Improper input validation in the application can allow attackers to perform local file read (LFR) or path traversal attacks. These vulnerabilities occur when user input is used to construct file paths without adequate sanitization or validation. For example, using file:../../../etc/passwd or file: ///etc/passwd can bypass weak validations and allow unauthorized access to sensitive files. Even though this has been addressed in previous patch, it is still insufficient.

The validation for the file URI scheme falls short, and results in an attacker being able to read any file on the system. This issue only affects instances with a webdriver enabled, and ALLOW_FILE_URI false or not defined.

When a WebDriver is used to fetch files source:file:///etc/passwd can be used to retrieve local system files, where the more traditional file:///etc/passwd gets blocked

A Server Side Template Injection in changedetection.io caused by usage of unsafe functions of Jinja2 allows Remote Command Execution on the server host.

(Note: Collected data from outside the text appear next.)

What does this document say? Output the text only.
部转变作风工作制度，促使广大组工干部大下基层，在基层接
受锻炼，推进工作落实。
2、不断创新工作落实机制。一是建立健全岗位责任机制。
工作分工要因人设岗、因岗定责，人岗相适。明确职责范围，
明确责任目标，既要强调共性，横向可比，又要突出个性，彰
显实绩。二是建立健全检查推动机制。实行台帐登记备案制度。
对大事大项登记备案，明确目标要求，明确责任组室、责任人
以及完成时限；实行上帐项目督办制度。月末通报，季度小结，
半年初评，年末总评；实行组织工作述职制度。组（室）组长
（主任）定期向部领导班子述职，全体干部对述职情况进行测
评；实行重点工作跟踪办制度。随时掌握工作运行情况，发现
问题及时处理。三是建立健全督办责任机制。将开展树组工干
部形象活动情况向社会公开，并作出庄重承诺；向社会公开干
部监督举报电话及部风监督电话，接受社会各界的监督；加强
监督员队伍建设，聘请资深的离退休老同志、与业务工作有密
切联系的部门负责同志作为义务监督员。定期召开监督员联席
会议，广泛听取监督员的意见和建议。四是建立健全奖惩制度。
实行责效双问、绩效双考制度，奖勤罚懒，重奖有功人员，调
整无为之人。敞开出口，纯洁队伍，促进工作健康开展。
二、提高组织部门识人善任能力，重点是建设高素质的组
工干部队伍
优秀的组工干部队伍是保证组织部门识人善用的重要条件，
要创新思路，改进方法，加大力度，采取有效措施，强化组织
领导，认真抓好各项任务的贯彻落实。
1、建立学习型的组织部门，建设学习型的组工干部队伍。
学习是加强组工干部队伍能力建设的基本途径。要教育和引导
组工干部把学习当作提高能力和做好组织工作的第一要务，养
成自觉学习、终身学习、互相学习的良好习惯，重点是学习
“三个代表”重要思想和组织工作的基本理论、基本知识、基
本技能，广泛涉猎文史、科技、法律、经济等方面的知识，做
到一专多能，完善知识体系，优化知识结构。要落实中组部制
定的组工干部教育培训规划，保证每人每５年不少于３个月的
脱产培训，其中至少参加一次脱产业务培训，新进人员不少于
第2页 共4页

Input in parameter notification_urls is not processed resulting in javascript execution in the application

API endpoint /api/v1/watch/<uuid>/history can be accessed by any unauthorized user.

Changedetection.io before 0.40.2 was discovered to contain a stored cross-site scripting (XSS) vulnerability in the main page. This vulnerability allows attackers to execute arbitrary web scripts or HTML via a crafted payload injected into the URL parameter under the "Add a new change detection watch" function.